Although the idea of stingless honey bees sounds appealing, stingless honey bees _____.
All female bees carry pollen to feed their young.
Some female bees carry pollen by swallowing it and regurgitating it later.
Bees and wasps don't always agree on what's for dinner. Why?
Unlike honey bees, many bees forage on just one species of plant or on a small group of related plants. This makes them especially vulnerable to:
In most bee species, the males mate only once but the females mate many times.
Photo below the Native Bee Quiz. An Andrena bee rests in the leaf litter of the forest. From a distance, some of the native bees can be confused with honey bees.

An Andrena bee rests in the leaf litter of the forest. From a distance, some of the native bees can be confused with honey bees. © Rusty Burlew.

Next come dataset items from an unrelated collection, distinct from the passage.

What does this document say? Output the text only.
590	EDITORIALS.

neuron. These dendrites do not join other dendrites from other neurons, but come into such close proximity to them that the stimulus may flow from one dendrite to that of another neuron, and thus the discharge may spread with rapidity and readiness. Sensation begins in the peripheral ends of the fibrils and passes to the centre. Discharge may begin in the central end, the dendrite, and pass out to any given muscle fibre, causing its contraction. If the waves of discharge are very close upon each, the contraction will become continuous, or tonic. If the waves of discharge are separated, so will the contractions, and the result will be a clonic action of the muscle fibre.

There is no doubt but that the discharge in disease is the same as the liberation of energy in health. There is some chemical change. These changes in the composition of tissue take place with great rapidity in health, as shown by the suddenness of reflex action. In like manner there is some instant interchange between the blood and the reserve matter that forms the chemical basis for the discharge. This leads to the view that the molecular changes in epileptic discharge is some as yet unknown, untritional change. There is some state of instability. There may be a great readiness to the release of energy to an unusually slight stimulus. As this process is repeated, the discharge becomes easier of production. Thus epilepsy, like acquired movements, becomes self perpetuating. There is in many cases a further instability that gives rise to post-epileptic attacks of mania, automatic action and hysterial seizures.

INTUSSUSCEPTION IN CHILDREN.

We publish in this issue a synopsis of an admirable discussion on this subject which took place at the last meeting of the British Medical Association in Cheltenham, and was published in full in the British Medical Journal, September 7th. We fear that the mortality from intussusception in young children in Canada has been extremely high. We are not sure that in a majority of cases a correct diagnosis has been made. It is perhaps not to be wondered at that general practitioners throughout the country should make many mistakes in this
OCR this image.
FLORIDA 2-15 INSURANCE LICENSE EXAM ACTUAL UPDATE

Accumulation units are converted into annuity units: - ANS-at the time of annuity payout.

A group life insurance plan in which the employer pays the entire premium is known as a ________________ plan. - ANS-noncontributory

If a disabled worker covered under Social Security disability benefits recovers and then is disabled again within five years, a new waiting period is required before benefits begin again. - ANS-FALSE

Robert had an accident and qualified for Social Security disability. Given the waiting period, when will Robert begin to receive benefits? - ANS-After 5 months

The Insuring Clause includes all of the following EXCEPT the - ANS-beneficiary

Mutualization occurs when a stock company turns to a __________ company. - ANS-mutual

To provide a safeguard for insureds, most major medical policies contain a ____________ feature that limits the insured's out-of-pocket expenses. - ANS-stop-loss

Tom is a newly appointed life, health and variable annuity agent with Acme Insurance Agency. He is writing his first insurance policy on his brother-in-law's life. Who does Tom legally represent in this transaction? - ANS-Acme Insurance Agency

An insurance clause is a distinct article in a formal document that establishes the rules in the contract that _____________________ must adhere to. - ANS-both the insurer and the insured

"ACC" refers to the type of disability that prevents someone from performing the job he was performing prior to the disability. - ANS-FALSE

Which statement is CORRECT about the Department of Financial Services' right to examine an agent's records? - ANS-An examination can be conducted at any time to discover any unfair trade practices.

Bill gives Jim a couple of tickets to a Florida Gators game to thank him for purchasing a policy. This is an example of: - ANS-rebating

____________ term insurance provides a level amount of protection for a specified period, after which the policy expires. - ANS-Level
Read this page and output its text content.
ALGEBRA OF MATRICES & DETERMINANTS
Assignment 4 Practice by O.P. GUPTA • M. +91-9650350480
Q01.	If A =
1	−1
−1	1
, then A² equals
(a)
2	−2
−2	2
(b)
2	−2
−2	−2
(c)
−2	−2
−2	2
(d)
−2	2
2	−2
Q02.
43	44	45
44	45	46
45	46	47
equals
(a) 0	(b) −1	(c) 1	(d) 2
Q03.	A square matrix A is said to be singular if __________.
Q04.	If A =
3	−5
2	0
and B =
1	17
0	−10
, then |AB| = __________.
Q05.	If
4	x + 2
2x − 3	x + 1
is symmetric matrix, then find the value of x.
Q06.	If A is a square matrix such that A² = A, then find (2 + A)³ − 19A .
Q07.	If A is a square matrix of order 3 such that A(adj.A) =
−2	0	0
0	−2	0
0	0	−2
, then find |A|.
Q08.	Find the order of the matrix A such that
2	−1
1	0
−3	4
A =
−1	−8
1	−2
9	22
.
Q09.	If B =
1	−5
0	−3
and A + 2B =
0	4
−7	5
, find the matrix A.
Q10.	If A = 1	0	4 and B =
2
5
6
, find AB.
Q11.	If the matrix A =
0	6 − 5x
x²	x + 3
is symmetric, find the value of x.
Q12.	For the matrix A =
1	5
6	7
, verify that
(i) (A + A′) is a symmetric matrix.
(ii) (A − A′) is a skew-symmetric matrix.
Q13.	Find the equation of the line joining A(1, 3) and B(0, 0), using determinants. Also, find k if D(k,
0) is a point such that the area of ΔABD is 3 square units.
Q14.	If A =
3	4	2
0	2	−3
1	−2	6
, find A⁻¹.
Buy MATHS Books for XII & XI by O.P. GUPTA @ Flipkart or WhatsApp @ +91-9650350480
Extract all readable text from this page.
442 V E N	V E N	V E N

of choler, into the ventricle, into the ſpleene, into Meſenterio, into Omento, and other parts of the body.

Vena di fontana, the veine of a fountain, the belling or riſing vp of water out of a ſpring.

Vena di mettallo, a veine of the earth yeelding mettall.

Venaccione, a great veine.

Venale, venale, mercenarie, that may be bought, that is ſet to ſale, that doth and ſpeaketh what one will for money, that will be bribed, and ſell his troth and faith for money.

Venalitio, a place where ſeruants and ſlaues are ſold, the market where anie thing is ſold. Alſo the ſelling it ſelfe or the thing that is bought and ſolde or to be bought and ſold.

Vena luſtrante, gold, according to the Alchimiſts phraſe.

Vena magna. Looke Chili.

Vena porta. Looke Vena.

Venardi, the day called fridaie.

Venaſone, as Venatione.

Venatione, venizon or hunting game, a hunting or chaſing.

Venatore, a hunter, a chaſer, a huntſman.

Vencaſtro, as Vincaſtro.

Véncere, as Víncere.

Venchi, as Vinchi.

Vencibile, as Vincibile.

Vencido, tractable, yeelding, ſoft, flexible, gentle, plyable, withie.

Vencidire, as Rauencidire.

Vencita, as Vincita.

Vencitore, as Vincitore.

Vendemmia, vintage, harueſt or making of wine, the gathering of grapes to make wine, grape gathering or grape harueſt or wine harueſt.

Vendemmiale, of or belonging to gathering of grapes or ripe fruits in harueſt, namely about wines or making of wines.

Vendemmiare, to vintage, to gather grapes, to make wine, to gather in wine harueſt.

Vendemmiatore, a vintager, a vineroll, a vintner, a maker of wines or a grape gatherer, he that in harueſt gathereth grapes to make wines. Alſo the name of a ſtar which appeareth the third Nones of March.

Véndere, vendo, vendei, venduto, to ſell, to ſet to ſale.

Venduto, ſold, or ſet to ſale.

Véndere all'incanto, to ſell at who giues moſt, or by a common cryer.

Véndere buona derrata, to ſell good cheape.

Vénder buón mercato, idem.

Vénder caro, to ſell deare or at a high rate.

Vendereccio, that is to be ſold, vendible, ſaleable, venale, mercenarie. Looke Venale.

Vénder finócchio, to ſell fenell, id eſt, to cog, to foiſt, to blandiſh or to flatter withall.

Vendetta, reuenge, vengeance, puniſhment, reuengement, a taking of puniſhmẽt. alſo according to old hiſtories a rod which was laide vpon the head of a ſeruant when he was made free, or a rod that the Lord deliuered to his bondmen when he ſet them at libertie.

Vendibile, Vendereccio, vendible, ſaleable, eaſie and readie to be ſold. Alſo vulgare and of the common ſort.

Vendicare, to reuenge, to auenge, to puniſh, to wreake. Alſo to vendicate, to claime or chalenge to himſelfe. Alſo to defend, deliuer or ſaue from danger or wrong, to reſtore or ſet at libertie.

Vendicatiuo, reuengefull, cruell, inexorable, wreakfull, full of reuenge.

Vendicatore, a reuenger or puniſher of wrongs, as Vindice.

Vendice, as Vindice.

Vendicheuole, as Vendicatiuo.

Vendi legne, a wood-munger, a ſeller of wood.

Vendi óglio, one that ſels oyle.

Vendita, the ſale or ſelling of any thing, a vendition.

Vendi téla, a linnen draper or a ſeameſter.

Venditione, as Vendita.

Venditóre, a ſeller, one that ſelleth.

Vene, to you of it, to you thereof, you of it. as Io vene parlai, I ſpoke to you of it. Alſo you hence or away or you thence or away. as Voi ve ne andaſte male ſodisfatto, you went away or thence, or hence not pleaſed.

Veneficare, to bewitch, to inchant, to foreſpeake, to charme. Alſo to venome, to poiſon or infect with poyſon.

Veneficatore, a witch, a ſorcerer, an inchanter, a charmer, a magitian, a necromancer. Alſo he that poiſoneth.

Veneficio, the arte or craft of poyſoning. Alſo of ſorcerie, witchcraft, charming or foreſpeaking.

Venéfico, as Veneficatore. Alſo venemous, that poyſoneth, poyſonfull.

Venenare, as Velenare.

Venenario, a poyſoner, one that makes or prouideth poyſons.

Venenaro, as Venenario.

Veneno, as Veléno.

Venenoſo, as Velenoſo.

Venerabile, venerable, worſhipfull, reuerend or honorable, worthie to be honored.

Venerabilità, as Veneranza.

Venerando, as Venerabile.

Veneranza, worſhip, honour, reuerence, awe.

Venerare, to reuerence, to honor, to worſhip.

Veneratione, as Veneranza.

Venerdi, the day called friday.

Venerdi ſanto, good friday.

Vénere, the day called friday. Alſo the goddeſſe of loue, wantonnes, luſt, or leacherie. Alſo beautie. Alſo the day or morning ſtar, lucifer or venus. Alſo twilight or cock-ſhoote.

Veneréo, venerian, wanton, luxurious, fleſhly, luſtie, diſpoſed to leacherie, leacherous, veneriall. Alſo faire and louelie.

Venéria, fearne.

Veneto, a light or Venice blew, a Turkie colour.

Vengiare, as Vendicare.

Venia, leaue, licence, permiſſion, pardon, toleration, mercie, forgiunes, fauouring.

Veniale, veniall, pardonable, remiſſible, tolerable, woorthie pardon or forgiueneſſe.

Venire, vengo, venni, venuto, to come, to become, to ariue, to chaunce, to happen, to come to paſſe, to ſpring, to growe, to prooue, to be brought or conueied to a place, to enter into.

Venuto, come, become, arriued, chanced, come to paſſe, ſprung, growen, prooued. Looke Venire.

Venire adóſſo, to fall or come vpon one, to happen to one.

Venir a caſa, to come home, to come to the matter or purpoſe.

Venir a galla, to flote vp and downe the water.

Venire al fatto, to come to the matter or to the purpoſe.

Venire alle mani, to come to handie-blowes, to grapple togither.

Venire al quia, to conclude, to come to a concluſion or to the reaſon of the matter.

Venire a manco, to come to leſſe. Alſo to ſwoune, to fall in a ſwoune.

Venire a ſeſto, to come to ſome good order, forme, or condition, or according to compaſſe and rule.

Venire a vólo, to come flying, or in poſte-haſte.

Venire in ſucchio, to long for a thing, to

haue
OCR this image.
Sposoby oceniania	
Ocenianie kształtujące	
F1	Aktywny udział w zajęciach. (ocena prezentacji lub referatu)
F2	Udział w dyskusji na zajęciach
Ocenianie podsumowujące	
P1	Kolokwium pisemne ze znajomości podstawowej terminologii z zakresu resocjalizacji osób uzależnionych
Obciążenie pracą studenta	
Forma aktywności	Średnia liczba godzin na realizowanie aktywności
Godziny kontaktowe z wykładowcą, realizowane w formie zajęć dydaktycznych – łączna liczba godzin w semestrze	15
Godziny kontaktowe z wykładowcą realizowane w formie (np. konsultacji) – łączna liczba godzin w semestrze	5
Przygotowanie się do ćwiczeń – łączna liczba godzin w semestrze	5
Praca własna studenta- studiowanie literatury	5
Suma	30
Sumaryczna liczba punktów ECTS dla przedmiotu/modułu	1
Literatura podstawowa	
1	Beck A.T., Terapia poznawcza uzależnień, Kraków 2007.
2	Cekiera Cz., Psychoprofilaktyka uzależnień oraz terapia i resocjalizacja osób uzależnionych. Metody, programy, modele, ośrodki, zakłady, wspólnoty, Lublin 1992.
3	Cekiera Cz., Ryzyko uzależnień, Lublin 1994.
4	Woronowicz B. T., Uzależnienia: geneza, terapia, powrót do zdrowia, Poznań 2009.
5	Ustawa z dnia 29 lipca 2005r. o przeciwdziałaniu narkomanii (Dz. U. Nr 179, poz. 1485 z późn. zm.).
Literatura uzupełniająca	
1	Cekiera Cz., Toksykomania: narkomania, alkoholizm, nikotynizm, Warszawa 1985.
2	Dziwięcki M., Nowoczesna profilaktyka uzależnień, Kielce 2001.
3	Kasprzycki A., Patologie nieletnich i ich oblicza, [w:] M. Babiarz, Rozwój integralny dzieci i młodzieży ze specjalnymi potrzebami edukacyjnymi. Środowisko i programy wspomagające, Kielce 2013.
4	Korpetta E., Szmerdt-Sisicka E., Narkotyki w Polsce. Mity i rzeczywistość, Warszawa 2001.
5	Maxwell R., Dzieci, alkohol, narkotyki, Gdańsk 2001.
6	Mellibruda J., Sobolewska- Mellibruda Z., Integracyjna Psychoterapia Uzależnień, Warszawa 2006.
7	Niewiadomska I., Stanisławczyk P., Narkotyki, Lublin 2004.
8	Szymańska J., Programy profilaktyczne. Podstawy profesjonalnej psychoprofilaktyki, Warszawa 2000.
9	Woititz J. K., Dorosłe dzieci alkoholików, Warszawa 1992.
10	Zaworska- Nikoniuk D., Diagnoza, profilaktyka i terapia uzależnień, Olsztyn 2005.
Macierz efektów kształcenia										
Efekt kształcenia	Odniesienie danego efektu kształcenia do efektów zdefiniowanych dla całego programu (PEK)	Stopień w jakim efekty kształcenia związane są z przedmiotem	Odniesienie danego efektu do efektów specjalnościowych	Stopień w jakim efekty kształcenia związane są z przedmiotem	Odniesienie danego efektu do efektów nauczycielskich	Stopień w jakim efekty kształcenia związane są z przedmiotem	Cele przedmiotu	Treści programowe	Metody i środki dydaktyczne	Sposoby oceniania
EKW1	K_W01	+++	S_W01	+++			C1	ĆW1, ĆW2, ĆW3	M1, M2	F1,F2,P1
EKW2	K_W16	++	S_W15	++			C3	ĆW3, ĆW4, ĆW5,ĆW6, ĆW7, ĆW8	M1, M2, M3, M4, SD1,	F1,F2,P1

  • I think your answer to 90% of solitary bees rear alone is incorrect as “True”, and should be “False”, because of Eusocial solitary bees. Whilst many solitary bees rear alone, there is a lot of nest sharing and other social dynamics between solitary bees at times, thus the correct answer with the way you worded the question cannot be “True”, but only “False” (as long as even one solitary bee does nest sharing it has to be “True” as worded).

    • Chris,

      Your phrase “eusocial solitary bees” is an oxymoron because eusocial and solitary are exact opposites. There is no such thing as “eusocial solitary.” Eusocial means completely or perfectly social. The group includes the honey bees, bumble bees, a few isolated sweat bees, and stingless bees where there is a division of labor between castes. There are lesser degrees of sociality, including communal (who share a nest entrance) and semi-social (bees that cooperate within the nest to get things done).

      Bees that live in large aggregations are generally not considered social because, although the nests are close together, each one is handled separately, much like living in a housing development. Remember that even if 90% of bees are solitary, that leaves 10% (2000 species) that are not solitary. That is still a lot.

      So far, 91.7% of respondents got this question right. It might help to re-read the definition of eusocial. My answers stands as is.

  • Loved the quiz! Since learning your tip to distinguish bee from fly by antenna length, I’ve been noticing so many native bees in our garden. What variety! Such fun!

    • Sarah,

      It is fun, and I’m still sometimes surprised to discover what is a bee and what is a fly. You learn so much when you look!

  • 70%. Yeah! I would not have had that if I had not already learned so much from your site, Rusty. Thanks so much for making learning fun.